But earlier this week, the president told a reporter asking whether he would condemn the outbreak of antisemitic violence on college campuses “I also condemn those who don’t understand what’s going on with the Palestinians.” It was perhaps the most tone deaf comment of his presidency to date.

On one hand, Biden extolls the need to remember the promise of ‘Never Again’ but at the same time, condemns people for not understanding why American college students are engaged in threatening and violent protests against American Jews on campuses around the nation. This escalation of hatred toward Jews and Israel makes one wonder if ‘Never Again’ still matters.

The United States is a long way from the atmosphere of bigotry in 1930s Germany and most Americans share little to nothing with the ideology of campus militants screaming “death to America, death to Israel,” and other antisemitic slogans and threats. But current events suggest that too many people have failed to learn the lessons of the Holocaust.

Through formal education, literature and film, my knowledge of the Holocaust began as a little boy and it shocked me like nothing else. Beginning with my earliest exposure to this atrocity, I struggled to understand how this level of hatred was humanly possible and why the world’s Jews were the target of it. I was very young and couldn’t fully comprehend it but I knew enough to understand what ‘Never Again’ meant.

It’s unclear whether Columbia University can say the same. The Ivy League institution is in the heart of New York City, home to more than two million Jews. But rather than shutting down these hateful demonstrations in the American city with the nation’s largest Jewish population, the college has decided to conduct remote classes for the remainder of the academic term. The school’s antisemitic bigots have created an environment that’s just too dangerous for Jewish students to learn in the classroom.

Columbia’s accommodation of this bigotry is consistent with Joe Biden’s response to the situation. He and his campaign staff know the political risks involved with denouncing anti-Jewish hatred; these racists are part of the president’s constituency. So instead of using his bully pulpit to call for an end to this madness, he offers condemnation of people who he thinks don’t understand the violent protests supporting Hamas and the Palestinian cause.

Biden may not be overtly supporting these domestic antisemites but his failure to confront this bigotry lends tacit support to the radicals fomenting hatred of Jews and Israel. One could be forgiven for seeing faint parallels between American antisemitism today and that of central Europe 90 years ago. It’s like fighting weeds in your garden; if you don’t get rid of them when they first sprout, they’ll try to take over.

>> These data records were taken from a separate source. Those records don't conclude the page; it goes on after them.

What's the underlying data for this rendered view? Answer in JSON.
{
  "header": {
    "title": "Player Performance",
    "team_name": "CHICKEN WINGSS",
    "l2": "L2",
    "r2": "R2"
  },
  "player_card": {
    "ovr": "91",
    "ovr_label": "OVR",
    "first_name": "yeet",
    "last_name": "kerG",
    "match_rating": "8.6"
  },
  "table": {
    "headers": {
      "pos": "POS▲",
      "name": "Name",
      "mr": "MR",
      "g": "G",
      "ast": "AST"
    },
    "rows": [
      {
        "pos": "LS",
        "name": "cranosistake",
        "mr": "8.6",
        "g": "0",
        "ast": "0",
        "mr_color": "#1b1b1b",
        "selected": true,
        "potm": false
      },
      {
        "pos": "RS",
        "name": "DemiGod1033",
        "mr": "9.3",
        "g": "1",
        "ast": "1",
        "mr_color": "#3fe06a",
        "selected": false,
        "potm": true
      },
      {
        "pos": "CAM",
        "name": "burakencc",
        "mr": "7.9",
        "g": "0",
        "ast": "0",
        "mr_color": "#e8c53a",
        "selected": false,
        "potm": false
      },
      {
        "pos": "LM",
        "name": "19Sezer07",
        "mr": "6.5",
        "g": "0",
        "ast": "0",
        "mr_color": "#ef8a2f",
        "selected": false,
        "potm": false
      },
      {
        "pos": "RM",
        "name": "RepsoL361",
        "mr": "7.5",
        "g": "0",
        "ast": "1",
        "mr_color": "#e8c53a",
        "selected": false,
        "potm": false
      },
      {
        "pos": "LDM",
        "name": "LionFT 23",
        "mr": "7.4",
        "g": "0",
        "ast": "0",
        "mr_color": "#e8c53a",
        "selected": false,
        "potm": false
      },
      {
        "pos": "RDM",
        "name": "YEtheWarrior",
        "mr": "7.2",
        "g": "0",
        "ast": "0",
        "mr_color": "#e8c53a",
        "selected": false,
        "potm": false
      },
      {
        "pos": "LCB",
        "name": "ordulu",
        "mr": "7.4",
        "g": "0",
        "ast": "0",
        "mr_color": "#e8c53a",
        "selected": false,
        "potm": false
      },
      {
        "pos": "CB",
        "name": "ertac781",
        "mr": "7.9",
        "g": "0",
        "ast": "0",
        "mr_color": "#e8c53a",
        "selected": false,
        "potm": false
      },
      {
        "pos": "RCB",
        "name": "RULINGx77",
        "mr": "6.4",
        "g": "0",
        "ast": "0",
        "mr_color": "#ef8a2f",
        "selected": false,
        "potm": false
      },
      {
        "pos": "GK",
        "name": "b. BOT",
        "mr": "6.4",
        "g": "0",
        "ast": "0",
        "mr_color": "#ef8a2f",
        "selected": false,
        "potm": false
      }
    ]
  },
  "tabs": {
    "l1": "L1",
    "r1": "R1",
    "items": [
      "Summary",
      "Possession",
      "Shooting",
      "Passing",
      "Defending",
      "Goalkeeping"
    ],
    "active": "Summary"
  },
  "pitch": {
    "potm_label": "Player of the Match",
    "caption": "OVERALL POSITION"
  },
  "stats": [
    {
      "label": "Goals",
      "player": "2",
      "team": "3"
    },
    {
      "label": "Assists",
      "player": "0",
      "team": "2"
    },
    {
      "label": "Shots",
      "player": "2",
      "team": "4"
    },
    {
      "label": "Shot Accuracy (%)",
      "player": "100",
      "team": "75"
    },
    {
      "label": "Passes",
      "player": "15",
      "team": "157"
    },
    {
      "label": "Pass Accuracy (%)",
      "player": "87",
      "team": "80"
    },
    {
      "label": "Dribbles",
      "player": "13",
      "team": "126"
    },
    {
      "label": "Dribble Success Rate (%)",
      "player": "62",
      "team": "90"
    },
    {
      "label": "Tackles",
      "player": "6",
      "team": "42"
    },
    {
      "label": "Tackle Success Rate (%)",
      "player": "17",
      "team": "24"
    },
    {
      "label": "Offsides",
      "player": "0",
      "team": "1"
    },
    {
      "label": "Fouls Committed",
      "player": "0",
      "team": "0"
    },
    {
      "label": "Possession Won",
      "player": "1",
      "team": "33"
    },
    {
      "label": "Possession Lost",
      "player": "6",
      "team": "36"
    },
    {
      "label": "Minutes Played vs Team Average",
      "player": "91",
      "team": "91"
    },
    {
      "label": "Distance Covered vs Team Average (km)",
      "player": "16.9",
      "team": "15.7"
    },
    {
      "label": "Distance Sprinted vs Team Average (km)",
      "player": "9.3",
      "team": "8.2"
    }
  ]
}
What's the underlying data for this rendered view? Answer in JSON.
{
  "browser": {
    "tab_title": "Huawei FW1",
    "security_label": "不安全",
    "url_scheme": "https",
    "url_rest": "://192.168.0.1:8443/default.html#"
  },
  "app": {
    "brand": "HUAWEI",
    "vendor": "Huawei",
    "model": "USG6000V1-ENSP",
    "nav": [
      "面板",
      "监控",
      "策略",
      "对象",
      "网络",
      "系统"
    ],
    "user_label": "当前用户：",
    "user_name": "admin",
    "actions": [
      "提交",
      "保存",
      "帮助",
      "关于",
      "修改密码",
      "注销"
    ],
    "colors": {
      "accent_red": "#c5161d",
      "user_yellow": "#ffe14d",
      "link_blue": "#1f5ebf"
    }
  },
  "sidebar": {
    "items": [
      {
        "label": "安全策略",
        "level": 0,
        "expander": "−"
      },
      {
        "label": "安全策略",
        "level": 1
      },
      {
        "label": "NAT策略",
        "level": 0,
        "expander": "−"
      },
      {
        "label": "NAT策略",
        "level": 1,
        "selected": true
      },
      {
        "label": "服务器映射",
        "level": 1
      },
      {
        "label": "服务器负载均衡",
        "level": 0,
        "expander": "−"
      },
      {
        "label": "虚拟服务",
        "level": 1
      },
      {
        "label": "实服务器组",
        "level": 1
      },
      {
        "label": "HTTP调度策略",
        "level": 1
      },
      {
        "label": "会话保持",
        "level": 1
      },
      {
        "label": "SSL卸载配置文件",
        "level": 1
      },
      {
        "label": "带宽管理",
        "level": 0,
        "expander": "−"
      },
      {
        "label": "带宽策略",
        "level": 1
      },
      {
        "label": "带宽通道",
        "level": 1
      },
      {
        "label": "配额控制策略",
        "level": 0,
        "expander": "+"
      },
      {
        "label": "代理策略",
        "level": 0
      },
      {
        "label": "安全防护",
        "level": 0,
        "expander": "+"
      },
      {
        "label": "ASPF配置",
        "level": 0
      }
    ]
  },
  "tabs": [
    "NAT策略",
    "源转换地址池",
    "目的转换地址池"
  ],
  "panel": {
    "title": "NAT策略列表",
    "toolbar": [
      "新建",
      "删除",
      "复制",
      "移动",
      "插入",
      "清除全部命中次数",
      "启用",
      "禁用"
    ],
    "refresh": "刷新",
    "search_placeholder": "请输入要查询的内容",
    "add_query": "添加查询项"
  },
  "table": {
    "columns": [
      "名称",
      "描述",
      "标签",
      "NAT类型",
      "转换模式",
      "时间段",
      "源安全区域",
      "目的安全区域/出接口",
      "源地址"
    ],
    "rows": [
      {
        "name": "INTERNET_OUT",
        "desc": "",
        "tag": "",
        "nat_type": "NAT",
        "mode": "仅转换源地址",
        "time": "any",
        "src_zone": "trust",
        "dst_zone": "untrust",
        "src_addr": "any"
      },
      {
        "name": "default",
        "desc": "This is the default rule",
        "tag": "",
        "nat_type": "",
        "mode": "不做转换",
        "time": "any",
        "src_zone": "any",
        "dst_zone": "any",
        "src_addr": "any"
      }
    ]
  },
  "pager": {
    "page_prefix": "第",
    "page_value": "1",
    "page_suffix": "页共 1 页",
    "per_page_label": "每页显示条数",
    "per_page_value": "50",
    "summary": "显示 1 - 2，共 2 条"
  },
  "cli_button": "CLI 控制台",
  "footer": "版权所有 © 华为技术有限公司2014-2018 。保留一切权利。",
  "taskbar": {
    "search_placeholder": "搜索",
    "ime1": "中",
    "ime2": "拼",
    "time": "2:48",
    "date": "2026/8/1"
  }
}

We use the term ‘Never Again’ to express our moral indignation of the Holocaust and our dedication to never letting the weeds of antisemitism take over. But those two words don’t seem to mean much to a sizable chunk of President Biden’s voter base so it’s natural to wonder whether they mean much to him. After all, this is the same man who once said abortion was not “a choice and a right,” but now makes the sign of the cross at pro-abortion rallies.